The US Dollar has fallen to a 2-year low against the Euro as concerns over weak US economic growth, a fall in US treasury bond yields and the lack of any agreed US Covid-19 stimulus package continue to weigh on the Greenback.
The USD has had an exceptionally strong few years but the coronavirus crisis has hit the world’s biggest economy hard, pushing investors away from the buck. Although the rise in new US case numbers has started to abate, traders fear the impact of the pandemic will be deeper and the recovery will be slower than previously expected. The US government have still not agreed on a new Covid support package after the previous stimulus measure ended in July and the upcoming US election is only adding to the US political uncertainty. Furthermore, money is flowing out of USD safe-haven trades which is adding to the dollar’s woes.

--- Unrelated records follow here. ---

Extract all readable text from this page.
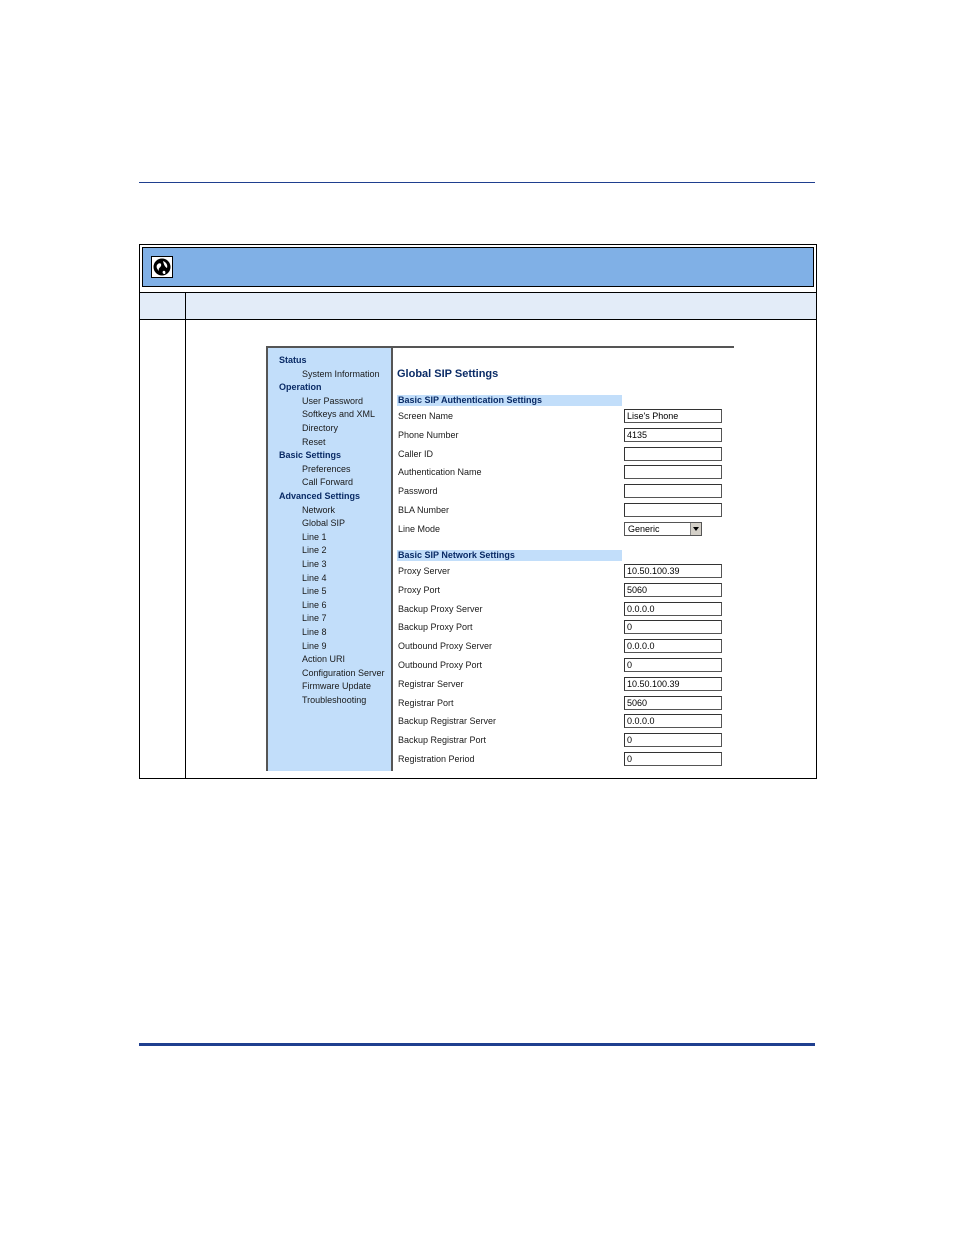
Status
System Information
Operation
User Password
Softkeys and XML
Directory
Reset
Basic Settings
Preferences
Call Forward
Advanced Settings
Network
Global SIP
Line 1
Line 2
Line 3
Line 4
Line 5
Line 6
Line 7
Line 8
Line 9
Action URI
Configuration Server
Firmware Update
Troubleshooting
Global SIP Settings
Basic SIP Authentication Settings
Screen Name	Lise's Phone
Phone Number	4135
Caller ID
Authentication Name
Password
BLA Number
Line Mode	Generic
Basic SIP Network Settings
Proxy Server	10.50.100.39
Proxy Port	5060
Backup Proxy Server	0.0.0.0
Backup Proxy Port	0
Outbound Proxy Server	0.0.0.0
Outbound Proxy Port	0
Registrar Server	10.50.100.39
Registrar Port	5060
Backup Registrar Server	0.0.0.0
Backup Registrar Port	0
Registration Period	0
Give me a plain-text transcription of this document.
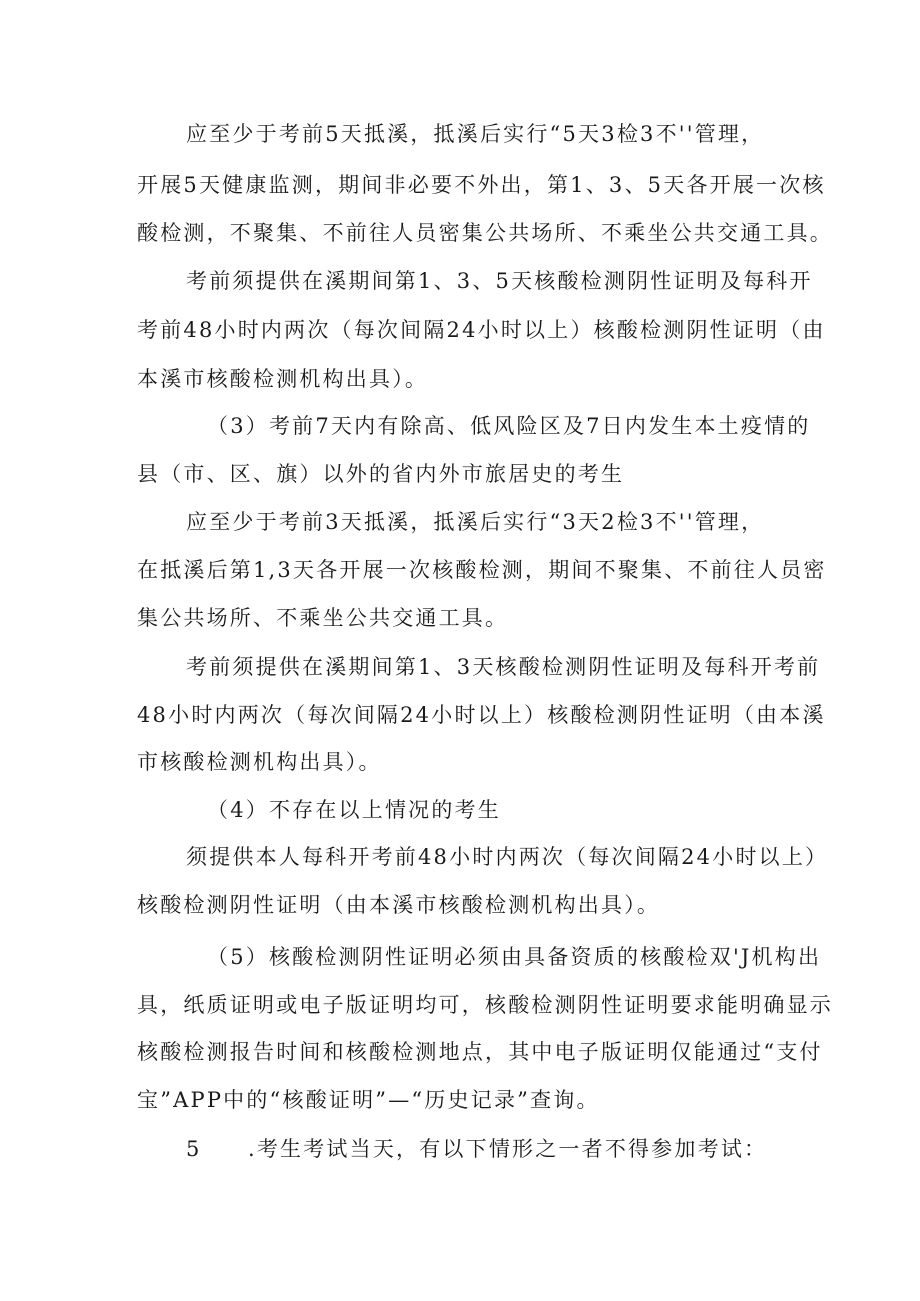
应至少于考前5天抵溪，抵溪后实行“5天3检3不''管理，
开展5天健康监测，期间非必要不外出，第1、3、5天各开展一次核
酸检测，不聚集、不前往人员密集公共场所、不乘坐公共交通工具。
考前须提供在溪期间第1、3、5天核酸检测阴性证明及每科开
考前48小时内两次（每次间隔24小时以上）核酸检测阴性证明（由
本溪市核酸检测机构出具）。
（3）考前7天内有除高、低风险区及7日内发生本土疫情的
县（市、区、旗）以外的省内外市旅居史的考生
应至少于考前3天抵溪，抵溪后实行“3天2检3不''管理，
在抵溪后第1,3天各开展一次核酸检测，期间不聚集、不前往人员密
集公共场所、不乘坐公共交通工具。
考前须提供在溪期间第1、3天核酸检测阴性证明及每科开考前
48小时内两次（每次间隔24小时以上）核酸检测阴性证明（由本溪
市核酸检测机构出具）。
（4）不存在以上情况的考生
须提供本人每科开考前48小时内两次（每次间隔24小时以上）
核酸检测阴性证明（由本溪市核酸检测机构出具）。
（5）核酸检测阴性证明必须由具备资质的核酸检双'J机构出
具，纸质证明或电子版证明均可，核酸检测阴性证明要求能明确显示
核酸检测报告时间和核酸检测地点，其中电子版证明仅能通过“支付
宝”APP中的“核酸证明”—“历史记录”查询。
5　　.考生考试当天，有以下情形之一者不得参加考试：
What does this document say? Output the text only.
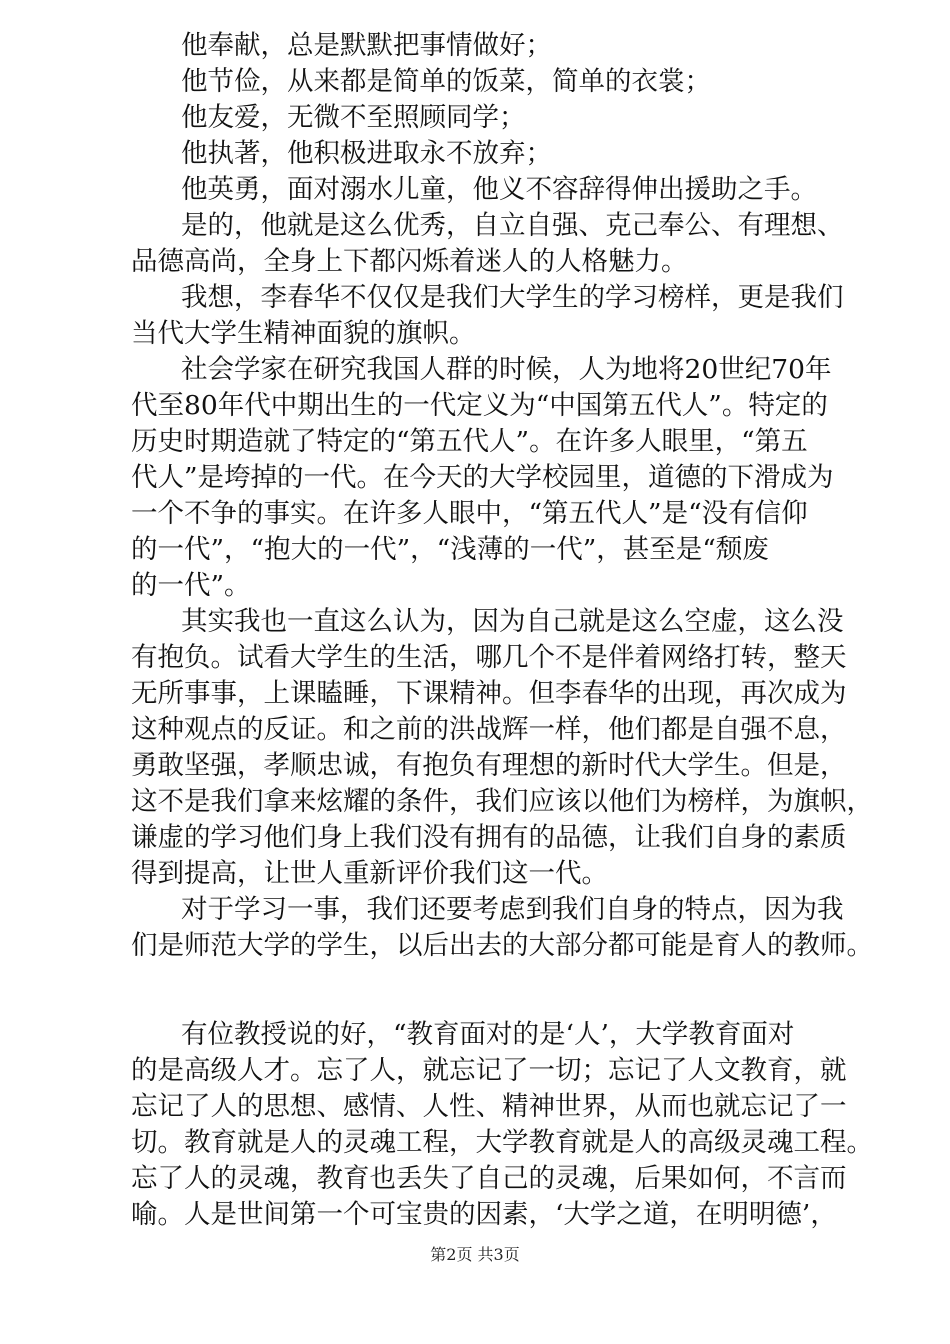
他奉献，总是默默把事情做好；
他节俭，从来都是简单的饭菜，简单的衣裳；
他友爱，无微不至照顾同学；
他执著，他积极进取永不放弃；
他英勇，面对溺水儿童，他义不容辞得伸出援助之手。
是的，他就是这么优秀，自立自强、克己奉公、有理想、
品德高尚，全身上下都闪烁着迷人的人格魅力。
我想，李春华不仅仅是我们大学生的学习榜样，更是我们
当代大学生精神面貌的旗帜。
社会学家在研究我国人群的时候，人为地将20世纪70年
代至80年代中期出生的一代定义为“中国第五代人”。特定的
历史时期造就了特定的“第五代人”。在许多人眼里，“第五
代人”是垮掉的一代。在今天的大学校园里，道德的下滑成为
一个不争的事实。在许多人眼中，“第五代人”是“没有信仰
的一代”，“抱大的一代”，“浅薄的一代”，甚至是“颓废
的一代”。
其实我也一直这么认为，因为自己就是这么空虚，这么没
有抱负。试看大学生的生活，哪几个不是伴着网络打转，整天
无所事事，上课瞌睡，下课精神。但李春华的出现，再次成为
这种观点的反证。和之前的洪战辉一样，他们都是自强不息，
勇敢坚强，孝顺忠诚，有抱负有理想的新时代大学生。但是，
这不是我们拿来炫耀的条件，我们应该以他们为榜样，为旗帜，
谦虚的学习他们身上我们没有拥有的品德，让我们自身的素质
得到提高，让世人重新评价我们这一代。
对于学习一事，我们还要考虑到我们自身的特点，因为我
们是师范大学的学生，以后出去的大部分都可能是育人的教师。
有位教授说的好，“教育面对的是‘人’，大学教育面对
的是高级人才。忘了人，就忘记了一切；忘记了人文教育，就
忘记了人的思想、感情、人性、精神世界，从而也就忘记了一
切。教育就是人的灵魂工程，大学教育就是人的高级灵魂工程。
忘了人的灵魂，教育也丢失了自己的灵魂，后果如何，不言而
喻。人是世间第一个可宝贵的因素，‘大学之道，在明明德’，
第2页 共3页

Positive sentiment towards the Euro has encouraged traders to sell the USD in favour of the Euro which has pushed the EUR/USD rate to a fresh 2-year high today (and over 1.19). All eyes are now looking out to see whether it can break the key psychological level of 1.20, which (if broken) could open it up to further gains. The GBP/USD has also benefitted from this persistent dollar weakness and it (GBP/USD) now trades at the highest levels since the start of the year. Although some analysts feel bets against the USD are becoming overcrowded, there are many who feel there’s still plenty of momentum and that the move has further to go.
In other news, Brexit negotiations recommenced this week and the UK government said yesterday they believe a deal can be sorted by next month. Talks will be watched closely this week after last month’s talks ended with no progress. September and October are being touted as the business end of these talks and we therefore expect volatility in the Pound to increase. Some analysts believe a deal will be struck with the EU before the end of the year but it “will have more of a ‘hard Brexit’ feel” (Roger Hallam, JP Morgan).
Aside from Brexit, the UK faces many other headwinds which have been exacerbated by the pandemic. We hit a record low in second quarter UK GDP last week, we’re seeing unprecedented borrowing levels (national debt is now 99.6% of GDP) and we continue to be heavily reliant on foreign capital. The Bank of England remain relatively upbeat on the economy, however, and do not seem in a rush to take us into negative interest rates.